At a Feb. 16 House Armed Services Committee hearing, Rumsfeld asserted the funding was needed because “countries all across the globe are putting things underground and we have no capability, conventional or nuclear, to deal with the issue.” General Richard Myers, chairman of the Joint Chiefs of Staff, added, “Our combatant commander that is charged by this nation to worry about countering…deeply buried targets certainly thinks there’s a need for this study.”
Democrats remain unpersuaded. Senator Jack Reed (D-R.I.) said Feb. 15, “The most serious issue facing the [Energy] Department, this Congress, and the nation, however, is the apparent obsession that this administration has with new nuclear weapons.” Many Democrats contend research into new nuclear weapons undercuts U.S. diplomacy to stop other countries from acquiring similar arms.

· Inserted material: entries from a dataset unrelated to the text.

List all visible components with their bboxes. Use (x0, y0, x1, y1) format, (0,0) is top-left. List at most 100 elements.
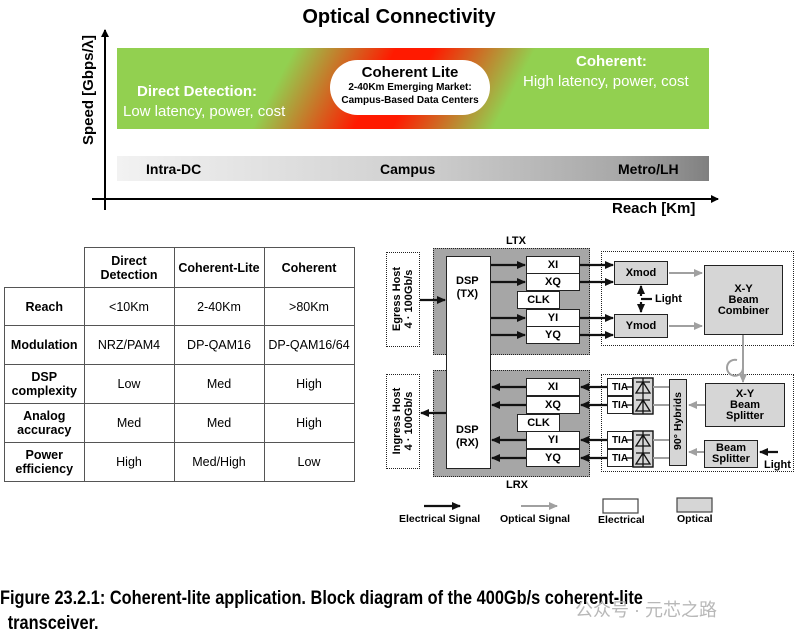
legend-optical-swatch (676, 497, 713, 513)
coherent-lite-line1: 2-40Km Emerging Market: (348, 82, 472, 93)
table-cell: High (83, 442, 175, 482)
tia-box: TIA (607, 449, 633, 467)
tx-light-label: Light (655, 293, 682, 305)
rx-xq-box: XQ (526, 396, 580, 414)
figure-caption: Figure 23.2.1: Coherent-lite application… (0, 586, 643, 636)
egress-host-box (386, 252, 420, 347)
dsp-tx-title: DSP (456, 275, 479, 287)
photodiode-icon (634, 431, 652, 449)
direct-detection-subtext: Low latency, power, cost (123, 103, 286, 120)
splitter-line: Beam (730, 398, 760, 411)
splitter-line: Splitter (726, 409, 764, 422)
combiner-line: Beam (728, 293, 759, 306)
coherent-heading: Coherent: (576, 53, 647, 70)
photodiode-icon (634, 396, 652, 414)
dsp-block (446, 256, 491, 469)
xy-beam-splitter-box: X-Y Beam Splitter (705, 383, 785, 427)
table-cell: DP-QAM16/64 (263, 325, 355, 365)
table-cell: Med/High (173, 442, 265, 482)
optical-rx-region (601, 374, 794, 472)
photodiode-array (626, 377, 654, 468)
coherent-lite-line2: Campus-Based Data Centers (341, 95, 479, 106)
dsp-rx-label: DSP(RX) (456, 424, 479, 450)
table-cell: Med (173, 403, 265, 443)
photodiode-icon (634, 378, 652, 396)
table-corner (4, 247, 85, 288)
reach-intra-dc: Intra-DC (146, 161, 202, 177)
table-row: Modulation NRZ/PAM4 DP-QAM16 DP-QAM16/64 (4, 325, 355, 365)
direct-detection-heading: Direct Detection: (137, 83, 258, 100)
coherent-lite-callout: Coherent Lite 2-40Km Emerging Market: Ca… (330, 60, 490, 115)
beam-combiner-box: X-Y Beam Combiner (704, 265, 783, 335)
tx-xq-box: XQ (526, 273, 580, 291)
photodiode-icon (634, 449, 652, 467)
table-cell: Low (83, 364, 175, 404)
coherent-lite-heading: Coherent Lite (361, 64, 459, 81)
combiner-line: X-Y (734, 282, 753, 295)
caption-line-2: transceiver. (7, 613, 99, 634)
ltx-label: LTX (506, 235, 526, 247)
xmod-box: Xmod (614, 261, 668, 285)
table-cell: <10Km (83, 287, 175, 326)
dsp-tx-label: DSP(TX) (456, 275, 479, 301)
table-cell: DP-QAM16 (173, 325, 265, 365)
reach-band (117, 156, 709, 181)
dsp-rx-title: DSP (456, 424, 479, 436)
coherent-subtext: High latency, power, cost (523, 73, 689, 90)
optical-tx-region (601, 251, 794, 346)
dsp-tx-sub: (TX) (456, 288, 478, 300)
col-header-coherent-lite: Coherent-Lite (173, 247, 265, 288)
legend (424, 497, 713, 514)
table-cell: Low (263, 442, 355, 482)
rx-yq-box: YQ (526, 449, 580, 467)
y-axis-label: Speed [Gbps/λ] (80, 34, 97, 145)
diagram-wiring (420, 261, 778, 514)
ymod-box: Ymod (614, 314, 668, 338)
legend-optical-label: Optical (677, 513, 713, 525)
splitter-line: X-Y (735, 387, 755, 400)
table-cell: Med (173, 364, 265, 404)
legend-optical-signal-label: Optical Signal (500, 513, 571, 525)
legend-electrical-signal-label: Electrical Signal (399, 513, 481, 525)
table-cell: Med (83, 403, 175, 443)
hybrids-box (669, 379, 687, 466)
lrx-label: LRX (506, 479, 528, 491)
fiber-loop (726, 335, 744, 377)
caption-line-1: Figure 23.2.1: Coherent-lite application… (0, 588, 643, 609)
splitter-line: Splitter (712, 453, 750, 465)
splitter-line: Beam (716, 442, 746, 454)
reach-campus: Campus (380, 161, 436, 177)
rx-xi-box: XI (526, 378, 580, 396)
reach-metro-lh: Metro/LH (618, 161, 679, 177)
tx-yq-box: YQ (526, 326, 580, 344)
row-label: Reach (4, 287, 85, 326)
rx-yi-box: YI (526, 431, 580, 449)
table-row: Reach <10Km 2-40Km >80Km (4, 287, 355, 326)
col-header-coherent: Coherent (263, 247, 355, 288)
table-cell: 2-40Km (173, 287, 265, 326)
dsp-rx-sub: (RX) (456, 437, 479, 449)
beam-splitter-box: Beam Splitter (704, 440, 758, 468)
x-axis-label: Reach [Km] (612, 200, 696, 217)
legend-electrical-swatch (602, 498, 639, 514)
combiner-line: Combiner (717, 304, 770, 317)
table-cell: High (263, 364, 355, 404)
watermark: 公众号 · 元芯之路 (575, 600, 717, 620)
axes (92, 29, 719, 210)
figure-title: Optical Connectivity (302, 6, 496, 28)
row-label: Modulation (4, 325, 85, 365)
table-cell: High (263, 403, 355, 443)
rx-light-label: Light (764, 459, 791, 471)
tx-clk-box: CLK (517, 291, 560, 309)
ingress-host-box (386, 374, 420, 469)
table-cell: NRZ/PAM4 (83, 325, 175, 365)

Many Republican lawmakers appear to be rallying behind the administration’s request. Senator John Warner (R-Va.), chairman of the Senate Armed Services Committee, described the RNEP and the Reliable Replacement Warhead programs Feb. 15 as “essential, prudent, and necessary.”
However, Hobson indicated in his Feb. 3 speech that his RNEP opposition would remain until convinced otherwise. But he urged the ensuing discussion to be a “thoughtful and open debate on the role of nuclear weapons” rather than focused on “isolated projects.” Hobson observed, “We spend over $6.5 billion a year babysitting an arsenal of nuclear weapons.”